Bunları yazarken yan bahçeden komşunun oğluna seslenişi geldi; “Sivriler ısıracak yer bulamadılar, kulağımı ısırdılar.”
Oysa tüm sivrisinekler partilemek için beni beklemişti.Anında zihnimde bir fleşbek. Geçen hafta seansta terapistim çocukluk travmamı çok klişe bulmama karşılık demişti; ” Ah bir anlasak hepimizin ne kadar klişe olduğunu da o özel olma özentiğilimizden bir kurtulsak”. Canım benim, güneşim aslanda benim, bunu bir sindirmem lazım.
Hazıra konmaya bayılan modern insan ve Merkür Satürn karemden mütevellit kısıtlı olduğunu hissettiğim anlatımımım için konuyu toparlarsak:
- Bok gibi hissettiğinde “İyiyim” demekten başka bir şey bulamıyorsan buralara bir bak. Bütçen el veriyorsa ya da yokluğu seni mutsuz etmeyecek ihtiyaçlarından kısarak terapiye git. Sana uygun terapisti bulduğunu hissedene kadar da vazgeçme. Zira ilk gittiğin uymadı diye bahane bulmak çok kolay; denemeye devam etmek o kadar kolay değil.
- Yaşadığın olaylar hakkında varsayımda bulunma canım. Keza kendimize sorun yaratmaktan başka bir işe yaramıyor. Böyle sadece bu yazıyı okumak daha da işe yaramaz. Yiyor dersen; yakın zamanda yaşadığın bir tartışmadan üzerinden biraz vakit geçsin, git karşı tarafa sor; “Bunu neden böyle düşündün, neden böyle dedin?”.

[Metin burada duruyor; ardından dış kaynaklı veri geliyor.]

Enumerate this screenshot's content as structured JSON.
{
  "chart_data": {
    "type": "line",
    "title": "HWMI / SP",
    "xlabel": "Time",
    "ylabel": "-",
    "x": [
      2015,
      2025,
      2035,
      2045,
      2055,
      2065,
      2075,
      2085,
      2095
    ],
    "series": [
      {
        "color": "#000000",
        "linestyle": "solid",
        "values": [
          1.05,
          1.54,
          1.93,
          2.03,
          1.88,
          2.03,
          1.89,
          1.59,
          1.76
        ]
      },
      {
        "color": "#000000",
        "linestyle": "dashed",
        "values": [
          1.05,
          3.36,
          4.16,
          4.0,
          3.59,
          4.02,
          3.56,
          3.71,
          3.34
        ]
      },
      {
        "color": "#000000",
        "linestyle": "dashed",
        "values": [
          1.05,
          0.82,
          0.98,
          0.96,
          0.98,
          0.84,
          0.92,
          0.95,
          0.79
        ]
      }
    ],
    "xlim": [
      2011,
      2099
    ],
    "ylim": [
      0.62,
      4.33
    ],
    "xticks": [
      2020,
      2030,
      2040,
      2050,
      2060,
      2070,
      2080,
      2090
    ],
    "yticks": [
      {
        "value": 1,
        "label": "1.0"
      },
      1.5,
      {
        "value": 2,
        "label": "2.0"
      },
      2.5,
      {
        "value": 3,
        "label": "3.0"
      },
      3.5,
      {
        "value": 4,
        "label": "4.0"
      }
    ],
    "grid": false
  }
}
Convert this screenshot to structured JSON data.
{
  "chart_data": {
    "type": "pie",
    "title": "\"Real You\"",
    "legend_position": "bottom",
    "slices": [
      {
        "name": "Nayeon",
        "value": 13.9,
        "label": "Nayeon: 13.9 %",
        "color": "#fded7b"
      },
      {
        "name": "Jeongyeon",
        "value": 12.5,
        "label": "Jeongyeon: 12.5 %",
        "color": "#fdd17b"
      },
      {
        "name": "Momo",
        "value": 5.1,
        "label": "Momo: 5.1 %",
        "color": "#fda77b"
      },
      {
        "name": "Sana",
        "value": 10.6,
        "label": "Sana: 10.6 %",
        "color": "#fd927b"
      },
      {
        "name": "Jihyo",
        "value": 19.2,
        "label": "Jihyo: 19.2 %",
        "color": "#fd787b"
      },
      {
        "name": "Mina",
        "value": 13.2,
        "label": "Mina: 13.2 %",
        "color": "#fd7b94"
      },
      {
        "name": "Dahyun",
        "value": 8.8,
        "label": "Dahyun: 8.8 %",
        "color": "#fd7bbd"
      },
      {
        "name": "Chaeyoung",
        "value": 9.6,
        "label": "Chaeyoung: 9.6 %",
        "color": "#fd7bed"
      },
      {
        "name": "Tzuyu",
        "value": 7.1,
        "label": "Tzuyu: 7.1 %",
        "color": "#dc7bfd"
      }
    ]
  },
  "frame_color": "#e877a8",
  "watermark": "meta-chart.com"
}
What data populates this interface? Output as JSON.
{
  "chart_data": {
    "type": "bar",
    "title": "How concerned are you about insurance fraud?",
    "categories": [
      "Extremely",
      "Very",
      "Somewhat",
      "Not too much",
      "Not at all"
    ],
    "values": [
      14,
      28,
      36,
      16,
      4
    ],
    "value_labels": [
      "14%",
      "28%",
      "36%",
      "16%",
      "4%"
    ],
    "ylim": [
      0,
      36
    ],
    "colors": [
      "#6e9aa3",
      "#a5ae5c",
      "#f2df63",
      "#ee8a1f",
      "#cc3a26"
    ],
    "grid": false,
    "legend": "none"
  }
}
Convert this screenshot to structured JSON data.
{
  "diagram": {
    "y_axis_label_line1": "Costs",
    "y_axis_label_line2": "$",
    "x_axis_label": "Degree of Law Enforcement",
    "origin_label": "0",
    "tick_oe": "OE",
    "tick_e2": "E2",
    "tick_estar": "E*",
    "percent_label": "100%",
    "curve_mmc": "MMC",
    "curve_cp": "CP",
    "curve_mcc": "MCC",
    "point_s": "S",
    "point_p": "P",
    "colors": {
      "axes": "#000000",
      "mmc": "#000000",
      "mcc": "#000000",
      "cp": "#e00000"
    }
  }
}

- Ebeveynlere sesleniyorum; ne olur kendinizi unutmayın. Evet, kendinizi hatırlayın. Aç Pink Floyd’dan Wall’ı. Çocuğunun potansiyeli gözünün önünde.Gideceği yer orada. İtme; elinden tut. Annen baban sana böyle yapabilseydi kötü mü olurdu ki sen kötü olasın?
- Hepimiz klişeyiz. Bendekinden sende de var, sendekinden de bende. Kendime yazıyorum yani aslında bunları bir yandan ben de. Bir yerlere varır mıyız mı dersin?